Usually in a chapter 11 process, the new company does not emerge until the liqudation is completely, at which point in time the old shares are canceled. However with the Government backed fast-track, the new GM has emerged before liquidation. This caused a lot of confusion among casual investors, who hear great stuff about the new GM, and wish to invest. The ended up purchasing GMGMQ shares, which are not related in any way to the new entity, and will NOT become new GM shares.
The GMGMQ stock was up 40% today until FINRA has finally decided it’s seen enough. The stock is no longer traded, and chances are will be cancelled to prevent market confusion.
disclaimer: I own July $1 puts.
“GM stock is expected to be worthless,” said Tom Wilkinson, director of GM News Relations. “We are not sure why anyone is still buying it.”
Now even people at GM are echoning what I’ve been saying for weeks. GM shares will soon be worthless, yet has been going up by 20% daily for the past few days. Short covering? manipulation by put writers? pure pump and dump daytrading speculation?
Whatever it is, my advice is to stay away.
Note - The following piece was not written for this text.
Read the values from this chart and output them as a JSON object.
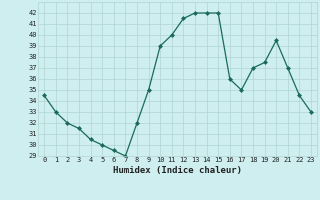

Good luck for those long GMGMQ.
The corporate laws of the United States is so complex such that few understand what happens when a company goes chapter 11. Working in a brokerage firm, when a company announces its bankruptcy, we notice that there are always buyers, hoping to get a piece of the new company by buying the old company’s shares. Do NOT do this! The old shares will be canceled, and you will NOT get new shares in return. http://www.sec.gov/investor/pubs/bankrupt.htm
In this case of GM, I suppose Obama is partly to blame. Despite GM being kicked off the Dow and delisted from NYSE, you constantly hear in the media that Obama states: “through sacrifices, GM will be saved“. What investors need to understand is, GM as a brand will be saved, GM as an entity will re-emerge as a privately held comporation (owned by taxpayers, ironic, huh?), and new GM shares will be issued. Old-GM, which is in billions of debt, will have its assets sold to debt holders, employee retirement funds, unpaid bills, etc. Common stock holders usually NEVER get anything. In most cases, the bankruptcy court will simply declare the stock worthless.
If you do own GM, now might be a good time to sell, which the less informed still cling onto the hope that they get something of new GM. These people are keeping the stock at inflated prices. Now that GM is off the Dow and SP500, many institutional investors will be forced to sell their GM assets, so this price might be gone in days.
Finally, a quick disclaimers. I own puts of GM for July. So I want GM to go to $0. However I am also stating this based on experience. I made a bad bet last year, and lost everything when Lehman went bankrupt.